[DATASET]
@article{Soomro2012UCF101AD,
title={UCF101: A Dataset of 101 Human Actions Classes From Videos in The Wild},
author={K. Soomro and A. Zamir and M. Shah},
journal={ArXiv},
year={2012},
volume={abs/1212.0402}
}
For basic dataset information, you can refer to the dataset website.
Before we start, please make sure that the directory is located at $MMACTION2/tools/data/ucf101/
.
First of all, you can run the following script to prepare annotations.
bash download_annotations.sh
Then, you can run the following script to prepare videos.
bash download_videos.sh
For better decoding speed, you can resize the original videos into smaller sized, densely encoded version by:
python ../resize_video.py ../../../data/ucf101/videos/ ../../../data/ucf101/videos_256p_dense_cache --dense --level 2 --ext avi
This part is optional if you only want to use the video loader.
Before extracting, please refer to install.md for installing denseflow.
If you have plenty of SSD space, then we recommend extracting frames there for better I/O performance. The extracted frames (RGB + Flow) will take up about 100GB.
You can run the following script to soft link SSD.
# execute these two line (Assume the SSD is mounted at "/mnt/SSD/")
mkdir /mnt/SSD/ucf101_extracted/
ln -s /mnt/SSD/ucf101_extracted/ ../../../data/ucf101/rawframes
If you only want to play with RGB frames (since extracting optical flow can be time-consuming), consider running the following script to extract RGB-only frames using denseflow.
bash extract_rgb_frames.sh
If you didn't install denseflow, you can still extract RGB frames using OpenCV by the following script, but it will keep the original size of the images.
bash extract_rgb_frames_opencv.sh
If both are required, run the following script to extract frames using "tvl1" algorithm.
bash extract_frames.sh
you can run the follow script to generate file list in the format of rawframes and videos.
bash generate_videos_filelist.sh
bash generate_rawframes_filelist.sh
After the whole data process for UCF-101 preparation, you will get the rawframes (RGB + Flow), videos and annotation files for UCF-101.

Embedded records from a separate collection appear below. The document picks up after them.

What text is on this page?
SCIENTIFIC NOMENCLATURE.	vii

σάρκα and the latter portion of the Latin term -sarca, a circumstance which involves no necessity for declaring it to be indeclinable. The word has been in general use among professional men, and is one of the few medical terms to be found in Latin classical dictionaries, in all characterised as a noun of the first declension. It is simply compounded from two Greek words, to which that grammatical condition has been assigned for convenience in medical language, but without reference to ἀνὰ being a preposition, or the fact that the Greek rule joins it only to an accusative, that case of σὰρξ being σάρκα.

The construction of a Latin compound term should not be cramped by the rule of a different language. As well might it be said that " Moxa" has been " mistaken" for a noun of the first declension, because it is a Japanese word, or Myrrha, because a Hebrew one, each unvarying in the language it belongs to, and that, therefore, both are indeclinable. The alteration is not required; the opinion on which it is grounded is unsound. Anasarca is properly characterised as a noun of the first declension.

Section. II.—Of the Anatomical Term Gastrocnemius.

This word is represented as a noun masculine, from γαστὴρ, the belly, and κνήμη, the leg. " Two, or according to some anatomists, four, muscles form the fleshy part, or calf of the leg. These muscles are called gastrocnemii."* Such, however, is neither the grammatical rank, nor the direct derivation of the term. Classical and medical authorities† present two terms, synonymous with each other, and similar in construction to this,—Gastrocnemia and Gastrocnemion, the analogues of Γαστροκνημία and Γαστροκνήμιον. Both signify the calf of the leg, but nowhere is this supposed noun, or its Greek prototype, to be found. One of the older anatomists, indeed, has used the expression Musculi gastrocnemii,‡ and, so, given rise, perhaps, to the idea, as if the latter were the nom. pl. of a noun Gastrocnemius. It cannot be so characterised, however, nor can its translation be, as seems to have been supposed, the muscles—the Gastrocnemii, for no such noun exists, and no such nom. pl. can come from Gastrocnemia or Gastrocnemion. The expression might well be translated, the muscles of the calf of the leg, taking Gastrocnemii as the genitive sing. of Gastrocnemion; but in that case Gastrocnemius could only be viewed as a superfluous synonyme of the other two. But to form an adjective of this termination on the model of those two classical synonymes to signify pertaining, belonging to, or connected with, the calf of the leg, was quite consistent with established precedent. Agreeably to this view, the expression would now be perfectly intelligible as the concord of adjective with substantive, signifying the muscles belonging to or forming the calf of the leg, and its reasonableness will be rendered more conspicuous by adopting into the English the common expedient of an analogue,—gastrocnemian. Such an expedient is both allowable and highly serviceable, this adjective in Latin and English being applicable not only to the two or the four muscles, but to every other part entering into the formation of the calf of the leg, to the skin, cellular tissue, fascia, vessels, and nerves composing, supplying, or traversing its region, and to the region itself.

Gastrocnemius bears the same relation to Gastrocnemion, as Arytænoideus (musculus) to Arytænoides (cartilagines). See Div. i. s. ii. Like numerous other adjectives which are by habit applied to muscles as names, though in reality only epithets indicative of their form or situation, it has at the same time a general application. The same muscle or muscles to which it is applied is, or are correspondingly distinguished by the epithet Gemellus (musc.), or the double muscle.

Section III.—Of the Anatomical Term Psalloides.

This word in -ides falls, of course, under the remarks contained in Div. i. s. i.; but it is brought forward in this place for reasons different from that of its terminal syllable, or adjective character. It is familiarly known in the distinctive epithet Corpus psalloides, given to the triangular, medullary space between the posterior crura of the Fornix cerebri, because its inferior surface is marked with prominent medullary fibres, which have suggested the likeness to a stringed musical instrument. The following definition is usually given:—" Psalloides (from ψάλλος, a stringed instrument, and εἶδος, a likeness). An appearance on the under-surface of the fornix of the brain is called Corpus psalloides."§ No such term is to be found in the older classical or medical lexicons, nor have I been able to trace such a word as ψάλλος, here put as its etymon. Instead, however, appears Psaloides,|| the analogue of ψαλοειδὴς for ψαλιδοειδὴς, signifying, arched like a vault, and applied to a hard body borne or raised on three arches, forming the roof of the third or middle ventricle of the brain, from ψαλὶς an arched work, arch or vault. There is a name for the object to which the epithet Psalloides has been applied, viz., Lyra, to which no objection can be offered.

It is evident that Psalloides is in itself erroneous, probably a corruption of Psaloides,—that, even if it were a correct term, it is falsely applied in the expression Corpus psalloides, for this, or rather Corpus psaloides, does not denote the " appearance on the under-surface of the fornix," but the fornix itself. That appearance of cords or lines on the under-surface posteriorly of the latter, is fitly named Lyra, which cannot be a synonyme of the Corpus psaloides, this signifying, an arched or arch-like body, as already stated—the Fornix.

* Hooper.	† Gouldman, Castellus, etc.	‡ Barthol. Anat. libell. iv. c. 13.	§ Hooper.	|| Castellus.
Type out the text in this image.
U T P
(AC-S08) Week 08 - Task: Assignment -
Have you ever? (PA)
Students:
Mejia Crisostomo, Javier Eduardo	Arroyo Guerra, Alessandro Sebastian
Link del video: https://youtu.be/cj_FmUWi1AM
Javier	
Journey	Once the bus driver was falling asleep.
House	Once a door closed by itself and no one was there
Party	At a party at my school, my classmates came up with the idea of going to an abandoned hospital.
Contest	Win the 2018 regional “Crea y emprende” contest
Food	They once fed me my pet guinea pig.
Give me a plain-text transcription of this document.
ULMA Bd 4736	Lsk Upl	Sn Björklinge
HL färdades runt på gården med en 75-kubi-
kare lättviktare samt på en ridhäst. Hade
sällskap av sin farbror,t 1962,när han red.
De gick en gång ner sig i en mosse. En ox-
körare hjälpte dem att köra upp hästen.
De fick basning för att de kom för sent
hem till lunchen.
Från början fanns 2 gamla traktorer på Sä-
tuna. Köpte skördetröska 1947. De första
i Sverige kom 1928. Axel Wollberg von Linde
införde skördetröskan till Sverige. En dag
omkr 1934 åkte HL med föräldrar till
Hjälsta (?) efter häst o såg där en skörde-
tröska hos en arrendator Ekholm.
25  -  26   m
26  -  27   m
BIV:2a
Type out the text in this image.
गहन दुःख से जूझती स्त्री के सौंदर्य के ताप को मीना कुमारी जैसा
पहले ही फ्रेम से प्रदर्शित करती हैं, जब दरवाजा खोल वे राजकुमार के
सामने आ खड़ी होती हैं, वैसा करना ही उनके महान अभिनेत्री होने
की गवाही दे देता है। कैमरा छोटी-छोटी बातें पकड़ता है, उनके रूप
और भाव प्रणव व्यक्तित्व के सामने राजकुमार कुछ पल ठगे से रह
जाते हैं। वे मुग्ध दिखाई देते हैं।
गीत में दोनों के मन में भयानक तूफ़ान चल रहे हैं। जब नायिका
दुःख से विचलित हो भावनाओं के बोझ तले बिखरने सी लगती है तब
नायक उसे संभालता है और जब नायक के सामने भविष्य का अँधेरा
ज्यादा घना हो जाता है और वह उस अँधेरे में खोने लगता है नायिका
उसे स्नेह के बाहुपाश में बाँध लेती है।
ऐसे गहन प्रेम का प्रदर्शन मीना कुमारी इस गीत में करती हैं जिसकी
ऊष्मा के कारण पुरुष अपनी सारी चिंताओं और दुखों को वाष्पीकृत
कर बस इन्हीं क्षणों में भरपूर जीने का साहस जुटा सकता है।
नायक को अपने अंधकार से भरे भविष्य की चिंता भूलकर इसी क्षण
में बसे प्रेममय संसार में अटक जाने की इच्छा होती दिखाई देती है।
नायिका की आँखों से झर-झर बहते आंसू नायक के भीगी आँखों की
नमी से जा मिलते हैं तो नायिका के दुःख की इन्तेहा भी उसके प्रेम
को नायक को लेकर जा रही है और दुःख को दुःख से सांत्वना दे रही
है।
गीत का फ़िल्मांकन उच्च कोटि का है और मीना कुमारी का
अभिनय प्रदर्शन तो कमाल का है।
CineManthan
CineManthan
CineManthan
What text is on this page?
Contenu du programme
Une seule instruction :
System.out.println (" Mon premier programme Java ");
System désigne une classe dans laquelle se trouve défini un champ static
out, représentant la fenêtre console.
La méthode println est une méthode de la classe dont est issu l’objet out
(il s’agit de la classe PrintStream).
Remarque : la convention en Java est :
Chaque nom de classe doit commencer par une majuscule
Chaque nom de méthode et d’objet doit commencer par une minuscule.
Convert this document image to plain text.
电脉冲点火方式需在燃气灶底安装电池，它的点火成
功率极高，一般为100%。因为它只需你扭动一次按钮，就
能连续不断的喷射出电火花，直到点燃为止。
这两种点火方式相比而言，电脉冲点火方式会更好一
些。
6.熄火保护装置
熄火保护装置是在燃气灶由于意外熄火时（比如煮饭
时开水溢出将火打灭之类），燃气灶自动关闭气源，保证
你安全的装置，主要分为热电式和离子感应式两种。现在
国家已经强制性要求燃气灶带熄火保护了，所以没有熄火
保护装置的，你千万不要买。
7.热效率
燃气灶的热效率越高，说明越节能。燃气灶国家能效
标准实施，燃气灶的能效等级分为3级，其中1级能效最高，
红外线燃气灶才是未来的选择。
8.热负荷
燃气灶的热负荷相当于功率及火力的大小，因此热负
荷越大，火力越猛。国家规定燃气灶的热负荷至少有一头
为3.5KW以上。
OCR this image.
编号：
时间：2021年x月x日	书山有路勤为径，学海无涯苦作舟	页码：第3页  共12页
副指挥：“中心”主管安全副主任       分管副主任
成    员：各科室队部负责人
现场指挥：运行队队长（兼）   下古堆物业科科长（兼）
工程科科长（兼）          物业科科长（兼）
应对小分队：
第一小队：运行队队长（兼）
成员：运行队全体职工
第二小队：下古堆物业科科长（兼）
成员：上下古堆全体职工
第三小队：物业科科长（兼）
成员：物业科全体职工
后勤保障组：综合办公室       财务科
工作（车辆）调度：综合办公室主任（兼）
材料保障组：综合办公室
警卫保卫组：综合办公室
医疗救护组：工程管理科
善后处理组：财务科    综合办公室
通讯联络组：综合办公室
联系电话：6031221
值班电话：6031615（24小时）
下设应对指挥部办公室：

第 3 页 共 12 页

In the context of the whole project (for UCF-101 only), the folder structure will look like:
mmaction2
├── mmaction
├── tools
├── configs
├── data
│ ├── ucf101
│ │ ├── ucf101_{train,val}_split_{1,2,3}_rawframes.txt
│ │ ├── ucf101_{train,val}_split_{1,2,3}_videos.txt
│ │ ├── annotations
│ │ ├── videos
│ │ │ ├── ApplyEyeMakeup
│ │ │ │ ├── v_ApplyEyeMakeup_g01_c01.avi
│ │ │ ├── YoYo
│ │ │ │ ├── v_YoYo_g25_c05.avi
│ │ ├── rawframes
│ │ │ ├── ApplyEyeMakeup
│ │ │ │ ├── v_ApplyEyeMakeup_g01_c01
│ │ │ │ │ ├── img_00001.jpg
│ │ │ │ │ ├── img_00002.jpg
│ │ │ │ │ ├── ...
│ │ │ │ │ ├── flow_x_00001.jpg
│ │ │ │ │ ├── flow_x_00002.jpg
│ │ │ │ │ ├── ...
│ │ │ │ │ ├── flow_y_00001.jpg
│ │ │ │ │ ├── flow_y_00002.jpg
│ │ │ ├── ...
│ │ │ ├── YoYo
│ │ │ │ ├── v_YoYo_g01_c01
│ │ │ │ ├── ...
│ │ │ │ ├── v_YoYo_g25_c05
For training and evaluating on UCF-101, please refer to getting_started.md.